How do I say to her "Have you eaten mango lately because my penis had an allergic reaction"
I walked in on him cutting a hole in the condom.
I wish you could buy pregnancy test at the liquor store, it's the only place I feel comfortable being a disgrace because I know they understand why it happened...
Let's make jello shots for tomorrow
What's going on tomorrow?
Nothing, it's Wednesday
I woke up in your car in the McDonalds parking lot. What the hell happened to 'no man left behind'?
And apparently i asked another younger guy at the bar if he wanted his bud light pumped straight into his vag. As i put back an irish car bomb...
The bond between me and cheese is something no man can understand.
You just kept screaming "PLEASE YELL CORNDOG AT HIM. PLEASE. CORNDOG."
I snorted xanax while wearing reindeer antlers. Prancer gone wild. Have a merry Christmas.
We had to go.

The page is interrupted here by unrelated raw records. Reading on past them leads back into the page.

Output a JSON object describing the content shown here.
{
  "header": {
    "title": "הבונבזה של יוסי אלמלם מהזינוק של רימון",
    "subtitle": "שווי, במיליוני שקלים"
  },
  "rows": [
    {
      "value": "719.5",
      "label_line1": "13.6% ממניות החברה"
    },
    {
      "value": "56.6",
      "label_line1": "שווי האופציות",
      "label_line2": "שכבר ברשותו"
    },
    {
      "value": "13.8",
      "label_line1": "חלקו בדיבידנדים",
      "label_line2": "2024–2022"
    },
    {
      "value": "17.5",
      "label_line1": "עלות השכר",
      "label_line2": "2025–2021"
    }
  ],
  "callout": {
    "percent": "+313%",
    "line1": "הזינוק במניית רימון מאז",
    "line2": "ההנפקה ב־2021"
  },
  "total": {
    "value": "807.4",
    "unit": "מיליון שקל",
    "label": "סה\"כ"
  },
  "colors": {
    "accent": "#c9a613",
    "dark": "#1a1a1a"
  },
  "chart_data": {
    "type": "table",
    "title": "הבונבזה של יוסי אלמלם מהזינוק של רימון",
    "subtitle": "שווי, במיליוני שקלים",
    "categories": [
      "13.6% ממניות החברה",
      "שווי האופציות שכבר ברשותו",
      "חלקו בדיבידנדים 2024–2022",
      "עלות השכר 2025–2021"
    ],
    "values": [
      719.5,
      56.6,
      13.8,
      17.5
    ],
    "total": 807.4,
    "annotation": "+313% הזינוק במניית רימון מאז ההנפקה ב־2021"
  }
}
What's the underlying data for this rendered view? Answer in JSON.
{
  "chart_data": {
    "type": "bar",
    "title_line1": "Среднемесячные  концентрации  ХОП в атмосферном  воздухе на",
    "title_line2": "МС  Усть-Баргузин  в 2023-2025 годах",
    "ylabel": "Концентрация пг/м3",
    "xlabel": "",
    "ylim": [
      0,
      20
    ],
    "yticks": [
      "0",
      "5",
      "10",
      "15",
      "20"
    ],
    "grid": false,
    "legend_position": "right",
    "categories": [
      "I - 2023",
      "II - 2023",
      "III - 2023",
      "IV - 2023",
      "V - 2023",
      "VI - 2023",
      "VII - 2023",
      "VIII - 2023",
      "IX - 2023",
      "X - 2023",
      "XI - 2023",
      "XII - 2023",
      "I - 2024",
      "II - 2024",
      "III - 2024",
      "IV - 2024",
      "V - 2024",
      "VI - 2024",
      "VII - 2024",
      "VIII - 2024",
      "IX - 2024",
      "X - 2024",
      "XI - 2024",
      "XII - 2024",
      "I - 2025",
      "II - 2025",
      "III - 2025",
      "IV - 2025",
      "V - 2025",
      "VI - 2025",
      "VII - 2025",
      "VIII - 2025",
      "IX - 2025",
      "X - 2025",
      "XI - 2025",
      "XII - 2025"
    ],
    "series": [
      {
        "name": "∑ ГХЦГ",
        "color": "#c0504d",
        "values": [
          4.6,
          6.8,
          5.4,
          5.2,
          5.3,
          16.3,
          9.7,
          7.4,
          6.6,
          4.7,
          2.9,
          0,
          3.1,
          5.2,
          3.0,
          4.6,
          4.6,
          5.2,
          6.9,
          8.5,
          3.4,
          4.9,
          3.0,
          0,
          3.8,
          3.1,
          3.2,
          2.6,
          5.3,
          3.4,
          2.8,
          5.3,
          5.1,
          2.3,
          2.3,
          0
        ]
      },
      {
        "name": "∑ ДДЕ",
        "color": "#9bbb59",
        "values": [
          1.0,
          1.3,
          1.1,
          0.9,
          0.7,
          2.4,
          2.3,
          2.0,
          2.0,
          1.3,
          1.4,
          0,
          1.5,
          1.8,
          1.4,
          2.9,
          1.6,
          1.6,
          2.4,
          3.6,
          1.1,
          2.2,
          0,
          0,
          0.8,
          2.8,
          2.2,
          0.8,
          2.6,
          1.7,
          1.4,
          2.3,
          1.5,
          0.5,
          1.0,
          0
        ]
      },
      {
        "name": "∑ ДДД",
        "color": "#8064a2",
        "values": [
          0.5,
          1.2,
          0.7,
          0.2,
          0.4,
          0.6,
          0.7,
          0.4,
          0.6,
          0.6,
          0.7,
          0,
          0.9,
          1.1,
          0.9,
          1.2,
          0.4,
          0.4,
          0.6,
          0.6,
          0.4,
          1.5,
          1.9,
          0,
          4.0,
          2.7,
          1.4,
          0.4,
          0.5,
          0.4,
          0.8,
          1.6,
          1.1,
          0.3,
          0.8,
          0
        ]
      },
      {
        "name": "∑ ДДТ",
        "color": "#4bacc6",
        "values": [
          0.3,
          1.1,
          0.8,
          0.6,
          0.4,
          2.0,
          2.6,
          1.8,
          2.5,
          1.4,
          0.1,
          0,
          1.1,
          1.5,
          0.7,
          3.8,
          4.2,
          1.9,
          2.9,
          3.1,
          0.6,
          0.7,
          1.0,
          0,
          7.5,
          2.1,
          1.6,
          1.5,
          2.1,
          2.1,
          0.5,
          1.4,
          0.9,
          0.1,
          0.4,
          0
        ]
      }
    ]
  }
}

She called the bartender a thundercunt.
It is not a successful senior year unless you show up to campus without pants at least once, right?
im single, its not even nine am on Valentine's day and I've already gotten laid. suck it relationships
he showed me his third nipple on the first date. I might have low to no standards, but my god.
Is it bad that I tried to build an outfit based around "What do people who use condoms look like when they buy condoms?"
I was at his place until 2am. We just sat really close an stared at each other. I think you are right. Germans must not have feelings. Not even tingly ones in their pants.